- Flag Coat of arms
- Coordinates: 36°49′09″N 118°07′50″W﻿ / ﻿36.81917°N 118.13056°W
- Country: Spain
- State: Castile and León
- Administrative Division: Provincia de Burgos
- Elevation: 1,140 m (3,740 ft)

= Gabanes =

Gabanes is a village located in the Valle de Tobalina, Provincia de Burgos, Castilla y León, Spain. It is one of the 28 villages that make up the Polish Valley.

== Geography ==
Gabanes is close to the nuclear power station in Garoña. It is 167 miles (269 km) north of Madrid and 39 miles (62 km) North East of Burgos.

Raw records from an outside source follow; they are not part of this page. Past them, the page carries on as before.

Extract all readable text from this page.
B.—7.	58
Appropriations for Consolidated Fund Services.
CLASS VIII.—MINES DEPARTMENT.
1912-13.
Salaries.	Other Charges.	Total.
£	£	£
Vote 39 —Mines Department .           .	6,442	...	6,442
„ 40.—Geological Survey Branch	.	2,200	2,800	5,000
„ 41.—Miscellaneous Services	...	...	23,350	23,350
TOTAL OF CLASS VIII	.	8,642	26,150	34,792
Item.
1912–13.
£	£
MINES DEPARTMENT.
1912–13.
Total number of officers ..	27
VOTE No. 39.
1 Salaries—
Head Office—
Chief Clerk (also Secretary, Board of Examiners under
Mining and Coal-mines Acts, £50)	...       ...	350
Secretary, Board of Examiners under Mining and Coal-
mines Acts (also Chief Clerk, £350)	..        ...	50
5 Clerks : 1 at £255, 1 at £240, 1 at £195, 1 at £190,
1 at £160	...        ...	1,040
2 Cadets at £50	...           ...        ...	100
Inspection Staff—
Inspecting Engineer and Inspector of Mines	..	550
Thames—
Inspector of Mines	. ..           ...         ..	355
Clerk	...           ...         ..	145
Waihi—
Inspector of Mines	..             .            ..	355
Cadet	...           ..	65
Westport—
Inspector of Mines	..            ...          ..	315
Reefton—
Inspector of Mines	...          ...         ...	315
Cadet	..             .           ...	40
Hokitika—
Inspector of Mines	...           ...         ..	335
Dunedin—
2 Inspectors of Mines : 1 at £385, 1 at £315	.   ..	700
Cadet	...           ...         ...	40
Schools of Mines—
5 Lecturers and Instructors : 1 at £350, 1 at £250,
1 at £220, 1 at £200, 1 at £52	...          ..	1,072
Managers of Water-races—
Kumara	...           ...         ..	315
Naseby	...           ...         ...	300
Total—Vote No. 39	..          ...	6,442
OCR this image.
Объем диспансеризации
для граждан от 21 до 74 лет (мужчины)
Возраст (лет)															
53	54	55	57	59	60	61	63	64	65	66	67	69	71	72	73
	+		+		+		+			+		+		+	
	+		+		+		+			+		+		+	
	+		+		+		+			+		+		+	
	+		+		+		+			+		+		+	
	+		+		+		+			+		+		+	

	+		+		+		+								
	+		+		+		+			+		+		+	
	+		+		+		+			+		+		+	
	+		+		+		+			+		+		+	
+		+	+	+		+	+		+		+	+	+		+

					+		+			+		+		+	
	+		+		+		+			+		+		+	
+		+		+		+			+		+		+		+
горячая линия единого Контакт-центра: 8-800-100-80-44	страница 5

Its two main neighborhoods are named Upper and Lower, which are separated by the Puron River that feeds the Ebro River. The main road of Gabanes is the BU-532.

== Economy ==

Farms near the village produce wheat, sunflower and opium. The primary products are bread, sunflowers and other foods.

== Ecology ==
Wild animals in the area include deer, boars, foxes, rabbits, snakes, eagles, and vultures spread across over 1,000 hunting grounds.

== Demography ==
In 1950, the population of Gabanes was 126, declining to 20 by 2004, and to 13 by 2007. In August tourists swell the number of inhabitants.

== History ==

Gabanes was incorporated in the 13th century along with 35 other villages within the municipality of Frías. In 1834, the Tobalina Valley was divided into Valle de Tobalina and Partido de la Sierra en Tobalina. Gabanes became part of the former.

== Sights ==
The bridge that crosses the Puron River is over 300 years old and remains intact.

The church, located in the center of the village, is of Romanesque style. Its bells were restored in 2005. The word "Gabanes" is derived from the word 'cabins', according to documents from the 14th century. Gabanes had a two-bed medical facility founded in the 17th century. It was located near the town oven and a school, both of which were destroyed 25 years ago to improve access to the village.

The water mill used to grind wheat, was restored in 2001 and now it is a small museum.

Near the village a necropolis that hosts Paleolithic tombs and caves.

Humion mountain rises to an altitude of 1435 meters.

== Festivals and customs ==

On August 15, annual festivities commemorate the Assumption of Mary with the tradition of "passing-streets." It involves going house-to-house tasting the best dishes of each family, accompanied by musicians playing traditional melodies of Burgos.